Twenty years ago, we dreamed of having kids. Ten years ago, with a house full of them, we missed our freedom. Five years ago, we could leave them alone for a few hours. Today we have the best of both worlds, kids living at home, yet old enough for us to get away without them.
Neither one of us was home for lunch twenty years ago. Ten years ago, he came home for lunch, but was mauled by kids while there. Five years ago, we started a weekly lunch date. Today he lingers at lunch time.
Twenty years ago, I thought he was wonderful. Ten years ago I wasn't sure I liked him all that much when his selective hearing kicked in, preventing his attending to the screaming baby at 3:AM. Five years ago there were days I liked him and days I didn't. Today I understand that's normal and has nothing to do with my love for him.
Twenty years ago we worried about having enough money to pay rent. Ten years ago we worried about having enough for diapers and formula. Five years ago we worried about braces. Today we worry about paying for teen drivers, cell phones and college.
When he slept in twenty years ago, I happily joined him. When he slept in ten years ago, I let the kids be as loud as they could to wake him up. When he slept in five years ago, I was annoyed, but let it go.
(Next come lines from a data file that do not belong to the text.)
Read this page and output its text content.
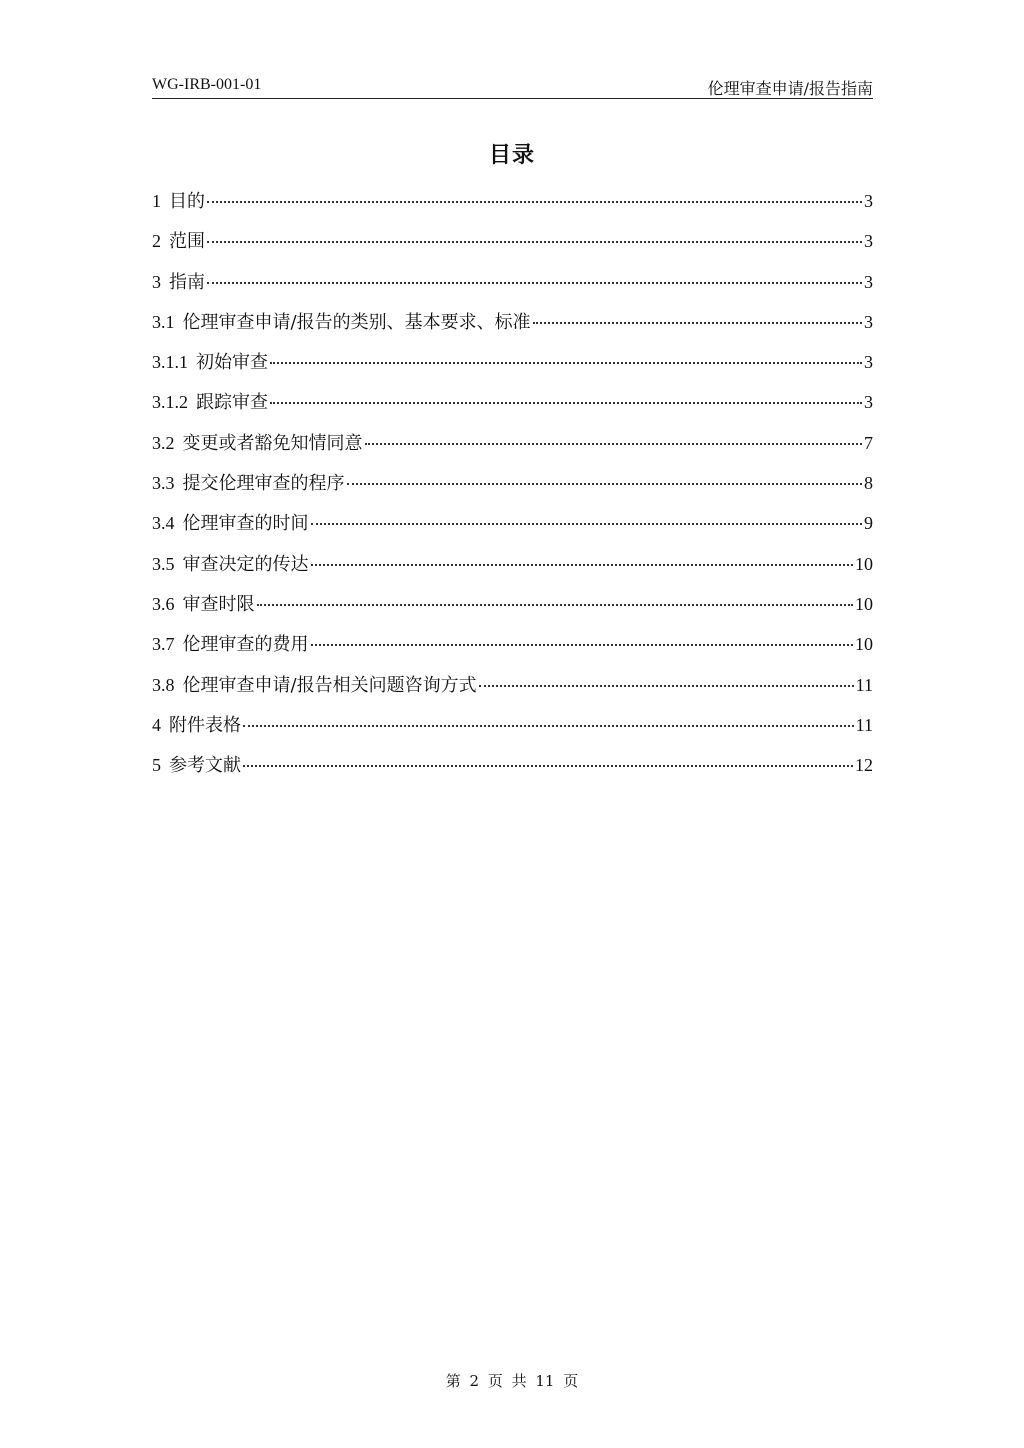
WG-IRB-001-01	伦理审查申请/报告指南
目录
1 目的	3
2 范围	3
3 指南	3
3.1 伦理审查申请/报告的类别、基本要求、标准	3
3.1.1 初始审查	3
3.1.2 跟踪审查	3
3.2 变更或者豁免知情同意	7
3.3 提交伦理审查的程序	8
3.4 伦理审查的时间	9
3.5 审查决定的传达	10
3.6 审查时限	10
3.7 伦理审查的费用	10
3.8 伦理审查申请/报告相关问题咨询方式	11
4 附件表格	11
5 参考文献	12
第 2 页 共 11 页
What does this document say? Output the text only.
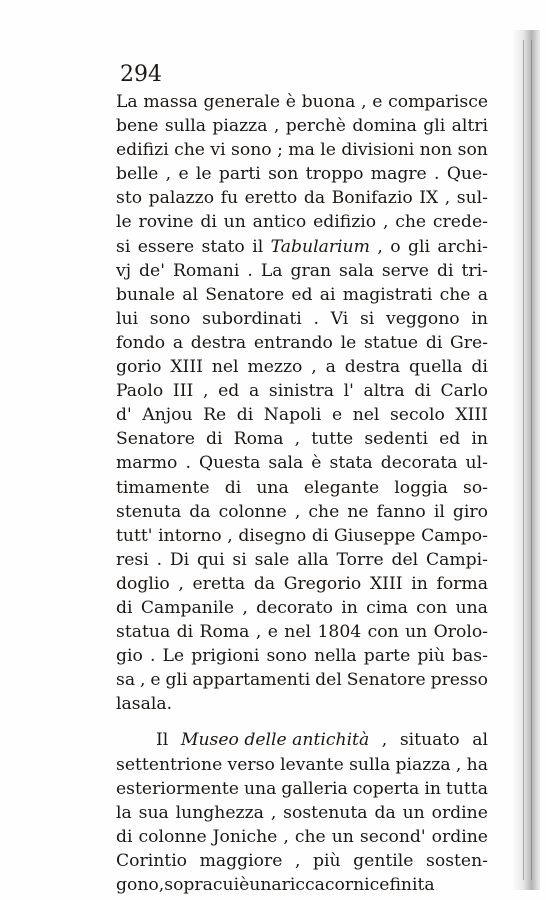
294
La massa generale è buona , e comparisce
bene sulla piazza , perchè domina gli altri
edifizi che vi sono ; ma le divisioni non son
belle , e le parti son troppo magre . Que-
sto palazzo fu eretto da Bonifazio IX , sul-
le rovine di un antico edifizio , che crede-
si essere stato il Tabularium , o gli archi-
vj de' Romani . La gran sala serve di tri-
bunale al Senatore ed ai magistrati che a
lui sono subordinati . Vi si veggono in
fondo a destra entrando le statue di Gre-
gorio XIII nel mezzo , a destra quella di
Paolo III , ed a sinistra l' altra di Carlo
d' Anjou Re di Napoli e nel secolo XIII
Senatore di Roma , tutte sedenti ed in
marmo . Questa sala è stata decorata ul-
timamente di una elegante loggia so-
stenuta da colonne , che ne fanno il giro
tutt' intorno , disegno di Giuseppe Campo-
resi . Di qui si sale alla Torre del Campi-
doglio , eretta da Gregorio XIII in forma
di Campanile , decorato in cima con una
statua di Roma , e nel 1804 con un Orolo-
gio . Le prigioni sono nella parte più bas-
sa , e gli appartamenti del Senatore presso
la sala .
Il Museo delle antichità , situato al
settentrione verso levante sulla piazza , ha
esteriormente una galleria coperta in tutta
la sua lunghezza , sostenuta da un ordine
di colonne Joniche , che un second' ordine
Corintio maggiore , più gentile sosten-
gono , sopra cui è una ricca cornice finita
Now I don't say a word when he sleeps in because it means more quiet time for me.
Twenty years ago, it was only the two of us. Ten years ago, we added our fourth child. Five years ago, they were all in school for the first time. Now, we have one in every level of education--elementary, middle school, high school and college.
I thought he was cute twenty years ago. Ten years ago, the charm of being a daddy added to his appeal. Five years ago, a little extra weight and few gray hairs looked really good on him. Today, Mmm, mmm, mmm, baby, that man is fine.
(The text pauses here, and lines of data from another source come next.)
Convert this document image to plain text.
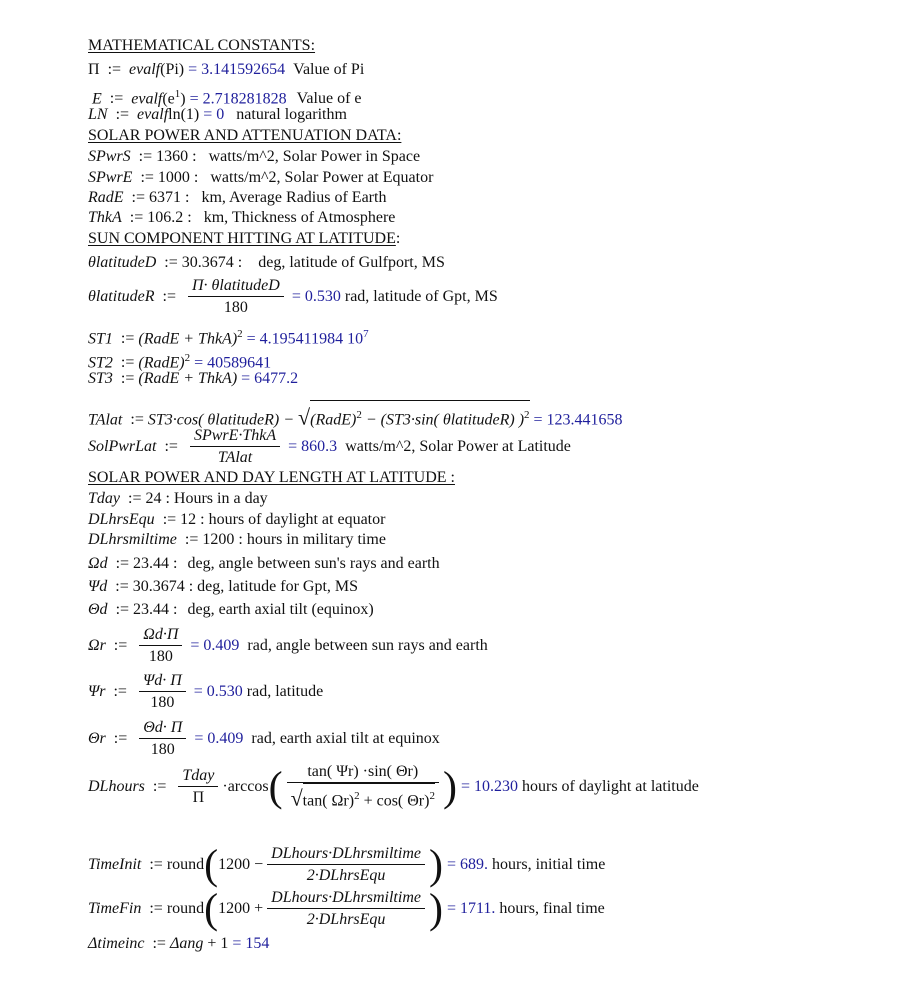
MATHEMATICAL CONSTANTS:
Π := evalf(Pi) = 3.141592654 Value of Pi
E := $evalf(e^1) = 2.718281828$ Value of e
LN := evalfln(1) = 0 natural logarithm
SOLAR POWER AND ATTENUATION DATA:
SPwrS := 1360 : watts/m^2, Solar Power in Space
SPwrE := 1000 : watts/m^2, Solar Power at Equator
RadE := 6371 : km, Average Radius of Earth
ThkA := 106.2 : km, Thickness of Atmosphere
SUN COMPONENT HITTING AT LATITUDE:
θlatitudeD := 30.3674 : deg, latitude of Gulfport, MS
θlatitudeR := $\frac{\text{Π· θlatitudeD}}{180} = 0.530$ rad, latitude of Gpt, MS
ST1 := (RadE + ThkA)$^2$ = 4.195411984 $10^7$
ST2 := (RadE)$^2$ = 40589641
ST3 := (RadE + ThkA) = 6477.2
TAlat := ST3·cos( θlatitudeR) − √(RadE)$^2$ − (ST3·sin( θlatitudeR) )$^2$ = 123.441658
SolPwrLat := $\frac{\text{SPwrE·ThkA}}{\text{TAlat}} = 860.3$ watts/m^2, Solar Power at Latitude
SOLAR POWER AND DAY LENGTH AT LATITUDE :
Tday := 24 : Hours in a day
DLhrsEqu := 12 : hours of daylight at equator
DLhrsmiltime := 1200 : hours in military time
Ωd := 23.44 : deg, angle between sun's rays and earth
Ψd := 30.3674 : deg, latitude for Gpt, MS
Θd := 23.44 : deg, earth axial tilt (equinox)
Ωr := $\frac{\Omega d\cdot\Pi}{180} = 0.409$ rad, angle between sun rays and earth
Ψr := $\frac{\Psi d\cdot \Pi}{180} = 0.530$ rad, latitude
Θr := $\frac{\Theta d\cdot \Pi}{180} = 0.409$ rad, earth axial tilt at equinox
DLhours := $\frac{\text{Tday}}{\Pi} \cdot\arccos( \frac{\tan( \Psi r) \cdot\sin( \Theta r)}{√\tan( \Omega r)^2 + \cos( \Theta r)^2}$ ) = 10.230 hours of daylight at latitude
TimeInit := round(1200 − $\frac{\text{DLhours·DLhrsmiltime}}{\text{2·DLhrsEqu}}$ ) = 689. hours, initial time
TimeFin := round(1200 + $\frac{\text{DLhours·DLhrsmiltime}}{\text{2·DLhrsEqu}}$ ) = 1711. hours, final time
Δtimeinc := Δang + 1 = 154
When I walked into a room twenty years ago, he was often so involved in something else he didn't notice. Ten years ago he couldn't help but notice when I drug in a passel of kids. Five years ago he noticed when I wasn't there. Today he sees me walk in. And smiles.
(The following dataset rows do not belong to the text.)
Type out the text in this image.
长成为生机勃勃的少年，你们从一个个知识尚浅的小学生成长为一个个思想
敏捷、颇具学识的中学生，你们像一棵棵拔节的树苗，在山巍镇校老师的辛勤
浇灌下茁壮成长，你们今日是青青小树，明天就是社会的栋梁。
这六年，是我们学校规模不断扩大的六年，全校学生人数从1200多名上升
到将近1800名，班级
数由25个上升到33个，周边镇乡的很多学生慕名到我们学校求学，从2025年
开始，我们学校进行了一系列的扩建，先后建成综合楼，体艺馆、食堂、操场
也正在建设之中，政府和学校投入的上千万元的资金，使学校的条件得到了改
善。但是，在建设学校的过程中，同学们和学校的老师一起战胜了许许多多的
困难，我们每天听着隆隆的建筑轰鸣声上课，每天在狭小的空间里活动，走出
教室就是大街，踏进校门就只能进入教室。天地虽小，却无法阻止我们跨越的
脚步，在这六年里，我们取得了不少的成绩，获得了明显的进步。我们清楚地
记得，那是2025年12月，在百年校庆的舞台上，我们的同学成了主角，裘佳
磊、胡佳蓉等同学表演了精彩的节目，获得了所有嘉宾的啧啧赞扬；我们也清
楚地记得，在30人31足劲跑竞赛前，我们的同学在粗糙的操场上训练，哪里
I was crazy about him twenty years ago. Ten years ago, I worried I depended on him more than God. Five years ago, I was sure I couldn't have found a better mate. Now I see he is.
In twenty-two years of marriage, we have been in a lot of good places (and some not so good places), but today is the very best. He is better now than ever. WE are better now than ever. Time has been our friend. God has sustained us and strengthened us.
And we are blessed.
The creator of Marriage Monday is our host for the summer. Pop in and say hi to Christine at Fruit in Season.
12 comments:
Very sweet, Tami! well done.
I loved your post, it showed your love and commitment in such a sweet way. :)
Awesome! Loved this Tami. :~D
Tami --
Oh, what a fun experience of deja vu I had reading this! Kept going, "Me too!...Me too!...Me too!"
Something about 20 years is so satisfying.
Thank you for sharing!!!
This was a joy to read. Thank you so much for sharing.
~Jaime
You definitely gave a great perspective on seasons, and that one doesn't have to be better than the other. What a lovely blog!
Awwww, I love this! How very sweet. I enjoyed reading how things have changed through the years for you and your family/husband.
I really enjoyed this post dear.
Good Stuff!!
Tami, This brings tears to my eyes not only because I see myself in it (we are at that stage of sometimes missing freedom because of young kids) but also can see the future. Thanks for reminding me the future is sweet in a different way! Bless you.
Girl that was GREAT! I have been exactly in those same places with those same feelings! Like you, we have been through the phases of marriage with small kids and now our youngest is graduating from HS next month. This is the first time it's been just the 2 of us and we are pretty pumped! Dave will hopefully retire in *6 more years and then our kids will NEVER find us! We'll be out having so much fun they'll have to send out S&R! Thanks for sharing what was on your heart and for obviously seeing inside my own!
Hugs,
Connie
George and I will be celebrating our 30 year mark this month. And let me tell you-----IT DOES GET BETTER---but different!